Das der Forester eine gute Wahl auch für intensivere Geländeabschnitte ist wurde in einem kleineren, Trial ähnlichen, Geländeprüfung veranschaulicht. Die Teilnehmer konnten dort einen abgesteckten Parcours unter den kritischen Augen eines Referee befahren. Eng gesteckte Begrenzungspfosten, garniert mit einem munteren Holzkügelchen welches bei der kleinsten Berührung runterfiel, und ein verwinkelter Kurs trennten schnell die Spreu vom Weizen. Im falschen Winkel an ein solches Tor heranzufahren, stellte mich vor die Wahl entweder die Stange mitsamt Kugel zu pulverisieren oder elegant das Tor auslassen. Letzteres brachte meiner ansonsten fehlerfreien Fahrt stramme 30 Strafpunkte ein was mich aber immer noch einen Platz im vordersten Drittel der Teilnehmer finden liess. Eine satte Null-Punkte Runde lieferte übrigens Bloggerkollege Bjoern Habegger ab.

 

Interieur

Der Forester bietet eine für einen Geländewagen typische Karosserieform, 4 Türen und eine große noch oben aufschwingende Heckklappe welche den Zugang zu einem mehr als geräumigen Kofferraum ermöglicht. Auch hier zeigt SUBARU wieder den Sinn für pfiffige Details. Andere Hersteller installieren unter größerem Aufwand aufwendige Haltesysteme für die aufrollbare Gepäckabdeckung, SUBARU löst dies durch in die Seitenverkleidung eingelassene Führungen, eine unkaputtbare Lösung!!

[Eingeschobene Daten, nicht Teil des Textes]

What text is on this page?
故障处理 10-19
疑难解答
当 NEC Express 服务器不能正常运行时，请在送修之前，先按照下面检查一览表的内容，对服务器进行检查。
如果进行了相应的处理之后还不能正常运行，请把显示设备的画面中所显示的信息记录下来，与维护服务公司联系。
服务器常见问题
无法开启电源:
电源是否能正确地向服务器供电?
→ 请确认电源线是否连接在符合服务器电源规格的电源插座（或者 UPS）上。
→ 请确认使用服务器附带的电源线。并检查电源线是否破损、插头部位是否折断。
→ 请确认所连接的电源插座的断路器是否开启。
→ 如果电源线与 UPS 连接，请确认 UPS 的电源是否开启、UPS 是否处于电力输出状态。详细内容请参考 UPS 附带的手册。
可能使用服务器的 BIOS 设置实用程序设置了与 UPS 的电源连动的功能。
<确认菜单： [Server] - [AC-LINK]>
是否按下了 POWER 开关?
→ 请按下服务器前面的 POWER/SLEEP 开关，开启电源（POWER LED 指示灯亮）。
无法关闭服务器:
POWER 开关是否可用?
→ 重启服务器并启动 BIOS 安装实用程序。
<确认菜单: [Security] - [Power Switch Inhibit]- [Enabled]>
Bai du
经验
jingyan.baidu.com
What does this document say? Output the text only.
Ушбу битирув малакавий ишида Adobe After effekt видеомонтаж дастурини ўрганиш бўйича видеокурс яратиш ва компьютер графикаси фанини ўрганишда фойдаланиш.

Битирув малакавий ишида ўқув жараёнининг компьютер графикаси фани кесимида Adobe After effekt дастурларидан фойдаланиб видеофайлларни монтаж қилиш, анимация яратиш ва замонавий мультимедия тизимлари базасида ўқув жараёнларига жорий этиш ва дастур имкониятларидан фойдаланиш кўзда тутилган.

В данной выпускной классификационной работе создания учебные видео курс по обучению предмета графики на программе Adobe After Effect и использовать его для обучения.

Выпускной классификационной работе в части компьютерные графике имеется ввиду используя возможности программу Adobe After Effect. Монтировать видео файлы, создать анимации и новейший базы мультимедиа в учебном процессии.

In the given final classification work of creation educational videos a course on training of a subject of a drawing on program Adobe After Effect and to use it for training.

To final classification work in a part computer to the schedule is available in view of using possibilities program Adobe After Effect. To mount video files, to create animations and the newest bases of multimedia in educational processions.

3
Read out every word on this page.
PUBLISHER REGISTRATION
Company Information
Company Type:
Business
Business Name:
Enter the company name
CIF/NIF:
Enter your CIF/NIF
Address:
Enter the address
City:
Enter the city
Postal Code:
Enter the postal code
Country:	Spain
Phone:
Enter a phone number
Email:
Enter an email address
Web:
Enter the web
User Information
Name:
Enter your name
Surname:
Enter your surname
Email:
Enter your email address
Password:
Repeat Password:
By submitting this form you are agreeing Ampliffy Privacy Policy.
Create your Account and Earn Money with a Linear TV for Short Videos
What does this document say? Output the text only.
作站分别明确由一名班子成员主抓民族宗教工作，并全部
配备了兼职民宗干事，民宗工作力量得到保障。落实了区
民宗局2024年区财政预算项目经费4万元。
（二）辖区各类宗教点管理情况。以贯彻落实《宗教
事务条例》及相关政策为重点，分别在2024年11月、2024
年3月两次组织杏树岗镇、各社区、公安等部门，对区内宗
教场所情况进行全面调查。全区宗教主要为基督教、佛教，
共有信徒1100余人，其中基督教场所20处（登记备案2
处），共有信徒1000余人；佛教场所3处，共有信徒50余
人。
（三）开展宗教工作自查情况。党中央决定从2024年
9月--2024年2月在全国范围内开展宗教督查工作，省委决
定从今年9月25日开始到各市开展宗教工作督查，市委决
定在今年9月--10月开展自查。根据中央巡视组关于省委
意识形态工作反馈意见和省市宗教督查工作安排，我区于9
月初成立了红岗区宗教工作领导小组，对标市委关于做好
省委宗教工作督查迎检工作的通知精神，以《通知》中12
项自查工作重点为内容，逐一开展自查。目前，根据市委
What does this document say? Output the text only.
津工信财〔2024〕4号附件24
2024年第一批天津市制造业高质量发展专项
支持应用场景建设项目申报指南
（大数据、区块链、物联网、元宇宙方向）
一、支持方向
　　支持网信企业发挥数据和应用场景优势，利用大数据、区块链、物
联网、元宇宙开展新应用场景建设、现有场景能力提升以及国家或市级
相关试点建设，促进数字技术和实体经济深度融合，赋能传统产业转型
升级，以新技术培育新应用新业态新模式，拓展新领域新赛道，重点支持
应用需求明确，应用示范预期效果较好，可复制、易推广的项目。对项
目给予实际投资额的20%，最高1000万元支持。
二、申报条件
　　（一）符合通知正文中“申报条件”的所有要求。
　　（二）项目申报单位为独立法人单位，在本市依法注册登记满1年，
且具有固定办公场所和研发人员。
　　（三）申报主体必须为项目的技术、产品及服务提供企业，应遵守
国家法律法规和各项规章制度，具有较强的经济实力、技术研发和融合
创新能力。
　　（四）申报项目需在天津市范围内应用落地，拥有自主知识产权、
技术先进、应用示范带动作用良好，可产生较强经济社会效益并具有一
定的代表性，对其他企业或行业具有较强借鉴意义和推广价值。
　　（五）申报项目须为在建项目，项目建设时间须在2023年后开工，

SUBARU Forester - Detaillösung
Das Platzangebot für die Insassen ist so wie man es von einem Wagen in dieser Größe erwartet und die erhöhte Sitzposition sorgt für einen guten Überblick und ermöglicht so eine vorausschauende Fahrweise. Alle Bedienelemente und Schalter sind für den Fahrer ergonomisch und übersichtlich angebracht. Rückfahrkamera mit Abstandszonen, elektrisch verstellbare Sitze, elektrische Fensterheber mit Einklemmschutz, in 3 Achsen verstellbares Lenkrad sind für mich immer die Merkmale auf die unter anderem zu achten ist. Alles in allem wirkt das Interieur des Forester zeitgemäß und aktuell wenn ich hier den Vergleich mit dem SUBARU Outback ziehe.

Straßenfahrer

Nach der erfolgreichen Geländefahrt musste der Forester auch auf der Straße seine Qualitäten beweisen. Dies ist ihm ebenfalls mehr als gut gelungen, der Testwagen war wieder mit dem 2,0 L Boxer-Diesel und dem CVT-Automatikgetriebe bestückt. Mit dieser Kombination ließ es sich auf dem Straßenrundkurs durch den verschneiten Taunus angenehm cruisen. Das stufenlose Automatikgetriebe bot immer eine passende Fahrstufe an und ermöglichte durch die Schaltpaddles am Lenkrad auch das manuelle Schalten. Damit wird der Forester zwar nicht zum Straßenrenner aber einer forscheren Gangart, fernab der Automatikschaltpunkte, steht somit nichts im Wege.
Als Gespannfahrer würde mich das Fahrverhalten dieser Antriebskombination sehr interessieren wenn hinten ein Wohnwagen dran hängen würde.

Fazit und Zielgruppe

Der SUBARU Forester ist ein mehr als rundum kompletter und intelligenter Geländewagen und beschränkt seinen Einsatzzweck nicht auf bestimmte Verwendungen. Wer einen, technisch aktuellen, Geländewagen sucht oder einen Malocher für Wald- und Forstwirtschaft macht mit dem Forester absolut nichts falsch. Wer seine Familie gut und sicher untergebracht wissen will kann ebenfalls getrost zum Forester greifen. Alle Sicherheitsaspekte werden erfüllt und auch in der City fühlt sich der Forester mit moderaten Außenmaßen wohl.

Weitere Texte zum Thema SUBARU sind ebenfalls hier im Blog zu finden, In diesem Artikel geht es um den SUBARU Outback und in diesem Text um den Crossover von SUBARU, dem XV. Reinschauen lohnt sich :)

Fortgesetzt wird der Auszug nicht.